Because research on the multiracial demographic has only recently begun, Lewis said, “I don’t think the need is pressing enough for people to take us into account. I think some terminology is due. I think we’re really trying to grasp for ways to articulate what we’re feeling and I just don’t feel like the rhetoric exists yet, but maybe it will soon.”
As the knowledge about the multiracial demographic increases, Case believes that the conversations about multiracial identity and the voices of multiracial people in those conversations should also increase. In the conversation of diversity, she has felt conflicted in the past due to her mixed heritage, but by the same token, she says that she and other multiracial people can offer a unique perspective.
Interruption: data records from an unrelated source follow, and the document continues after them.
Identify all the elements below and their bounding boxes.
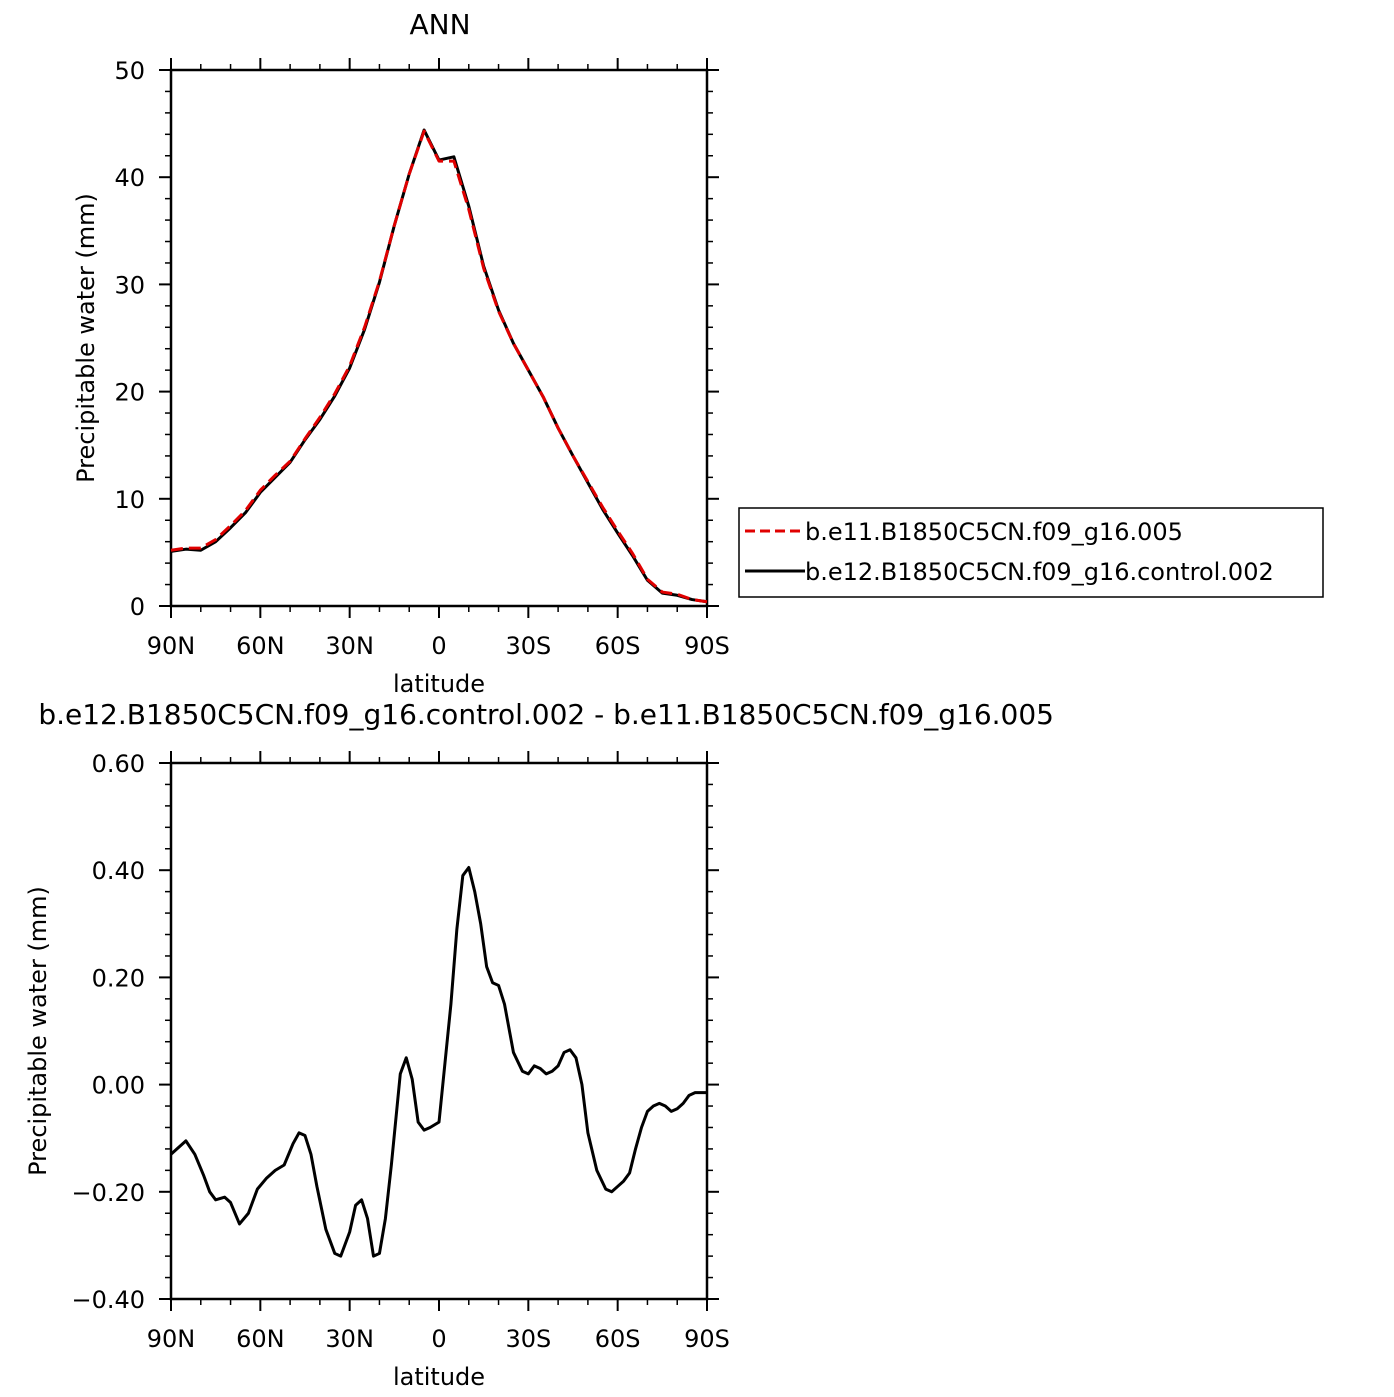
series-lines-bottom (169, 866, 707, 1258)
y-tick-label-0-0: 0 (130, 593, 145, 621)
y-tick-label-1-5: 0.60 (92, 750, 145, 778)
x-tick-label-0-2: 30N (325, 632, 374, 660)
y-tick-label-1-4: 0.40 (92, 857, 145, 885)
chart-title-difference: b.e12.B1850C5CN.f09_g16.control.002 - b.… (38, 698, 1054, 731)
series-line-0-1 (170, 128, 708, 604)
y-tick-label-1-2: 0.00 (92, 1072, 145, 1100)
axis-ticks-top: 90N 60N 30N 0 30S 60S 90S 0 10 20 30 40 50 (114, 57, 729, 660)
x-axis-label-bottom: latitude (393, 1363, 485, 1391)
y-axis-label-top: Precipitable water (mm) (72, 193, 100, 483)
axis-ticks-bottom: 90N 60N 30N 0 30S 60S 90S −0.40 −0.20 0.00 0.20 0.4… (71, 750, 729, 1353)
x-tick-label-1-6: 90S (684, 1325, 730, 1353)
x-axis-label-top: latitude (393, 670, 485, 698)
y-tick-label-0-2: 20 (114, 379, 145, 407)
x-tick-label-1-4: 30S (505, 1325, 551, 1353)
x-tick-label-1-5: 60S (595, 1325, 641, 1353)
y-tick-label-0-5: 50 (114, 57, 145, 85)
y-tick-label-1-0: −0.40 (71, 1286, 145, 1314)
x-tick-label-0-1: 60N (236, 632, 285, 660)
x-tick-label-1-0: 90N (147, 1325, 196, 1353)
y-tick-label-1-1: −0.20 (71, 1179, 145, 1207)
y-axis-label-bottom: Precipitable water (mm) (24, 886, 52, 1176)
series-line-1-0 (169, 866, 707, 1258)
legend-box (738, 507, 1324, 598)
plot-frame-bottom (169, 761, 709, 1301)
x-tick-label-0-0: 90N (147, 632, 196, 660)
x-tick-label-0-6: 90S (684, 632, 730, 660)
series-line-0-0 (170, 129, 708, 604)
x-tick-label-0-4: 30S (505, 632, 551, 660)
y-tick-label-1-3: 0.20 (92, 964, 145, 992)
series-lines-top (170, 128, 708, 604)
annual-mean-panel: ANN 90N 60N 30N 0 30S 60S 90S 0 10 20 30 40 50 latit… (72, 8, 1324, 698)
legend-label-e11: b.e11.B1850C5CN.f09_g16.005 (805, 518, 1183, 546)
plot-frame-top (169, 68, 709, 608)
legend: b.e11.B1850C5CN.f09_g16.005 b.e12.B1850C… (738, 507, 1324, 598)
difference-panel: b.e12.B1850C5CN.f09_g16.control.002 - b.… (24, 698, 1054, 1391)
x-tick-label-1-2: 30N (325, 1325, 374, 1353)
x-tick-label-1-3: 0 (431, 1325, 446, 1353)
x-tick-label-1-1: 60N (236, 1325, 285, 1353)
y-tick-label-0-1: 10 (114, 486, 145, 514)
legend-label-e12: b.e12.B1850C5CN.f09_g16.control.002 (805, 558, 1274, 586)
chart-title-ann: ANN (409, 8, 470, 41)
y-tick-label-0-4: 40 (114, 164, 145, 192)
y-tick-label-0-3: 30 (114, 271, 145, 299)
x-tick-label-0-5: 60S (595, 632, 641, 660)
x-tick-label-0-3: 0 (431, 632, 446, 660)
Though “championing the voices of the oppressed peoples” is undoubtedly important, Case thinks that there is another valuable piece that is often missing from the puzzle of diversity that multiracial people can supply. “It gives me an interesting platform and voice about how racial reconciliation can happen because I’m a physical manifestation of that,” Case says, “[Multiracial people] complicate things that much further, but I also think that we provide solutions to problems that much further because I’m here, you’re here, we’re important, we’re both of them, we’re neither of them. So let’s talk about that more and let’s give ourselves a healthier picture of how these things can interplay in a real way.”